B, only because I dont like the one eye having color, if both eyes did I would like A better.

----------


## LadyOhh

I prefer both eyes to have color  :Smile:  Both are very cool though.

----------


## wilomn

> People charge for many tacky things. They may be smart business people but imo its still tacky :p
> 
> I do know how to do this technique, i just refuse to hehe.


I know this technique, it's for making people feel bad when they unnecessarily pick on my friends, I just refuse to, hehe.

----------


## j_h_smith

I would like "A" better if the eye was toned down a little bit. A warmer green would do wonders for the picture.  Since you probably used Photoshop, I would have also removed the object in the lower left hand corner.  It's enough that it pulls your eye away from the subject just a bit.  

The "B" photo is just too flat for my liking.  

Jim Smith

----------


## dembonez

A! it looks sooooooo cool!

----------


## Dominic

I'd prefer b.She is looking more pretty and innocent in b.While it look horrible in a.

----------


## ama1997

I like B the best.

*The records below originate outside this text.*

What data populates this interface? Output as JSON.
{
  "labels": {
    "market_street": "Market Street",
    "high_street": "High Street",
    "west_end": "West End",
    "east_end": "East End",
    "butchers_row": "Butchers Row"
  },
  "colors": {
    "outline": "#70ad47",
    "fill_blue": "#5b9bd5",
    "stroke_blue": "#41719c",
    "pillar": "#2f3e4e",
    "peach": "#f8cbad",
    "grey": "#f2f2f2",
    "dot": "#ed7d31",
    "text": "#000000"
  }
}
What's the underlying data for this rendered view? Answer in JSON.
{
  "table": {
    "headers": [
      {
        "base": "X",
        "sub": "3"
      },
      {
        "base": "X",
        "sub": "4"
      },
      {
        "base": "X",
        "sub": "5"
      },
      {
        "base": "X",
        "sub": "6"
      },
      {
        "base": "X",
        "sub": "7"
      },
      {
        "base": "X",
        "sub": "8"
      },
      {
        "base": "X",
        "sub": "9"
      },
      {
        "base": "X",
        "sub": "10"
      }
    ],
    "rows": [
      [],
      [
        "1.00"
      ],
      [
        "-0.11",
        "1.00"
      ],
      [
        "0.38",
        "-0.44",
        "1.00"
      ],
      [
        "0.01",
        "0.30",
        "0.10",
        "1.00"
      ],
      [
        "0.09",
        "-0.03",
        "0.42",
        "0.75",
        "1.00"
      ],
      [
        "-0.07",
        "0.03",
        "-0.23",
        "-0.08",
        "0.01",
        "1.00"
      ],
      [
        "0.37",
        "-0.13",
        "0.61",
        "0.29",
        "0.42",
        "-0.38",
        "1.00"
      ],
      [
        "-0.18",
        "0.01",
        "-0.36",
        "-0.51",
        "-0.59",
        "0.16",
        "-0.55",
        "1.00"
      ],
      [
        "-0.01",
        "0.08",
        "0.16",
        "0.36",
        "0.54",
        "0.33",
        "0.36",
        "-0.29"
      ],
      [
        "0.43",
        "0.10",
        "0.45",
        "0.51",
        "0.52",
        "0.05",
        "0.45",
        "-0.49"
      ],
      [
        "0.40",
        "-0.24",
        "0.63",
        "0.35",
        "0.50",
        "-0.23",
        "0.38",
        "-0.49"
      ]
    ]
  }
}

A, looks good and everything. I Just feel if your going to do b&w do it 100% b&w

----------


## Dominic

> I'd prefer b.She is looking more pretty and innocent in b.While it look horrible in a.


In spite of all this you have done a superb work.

----------


## Cendalla

I like B better. To me a single spot of color in grey scale is really hard to pull off. Its like with tattoos. I've seen it done well but most of the time it appears unfinished. Cute cat! :Smile:

----------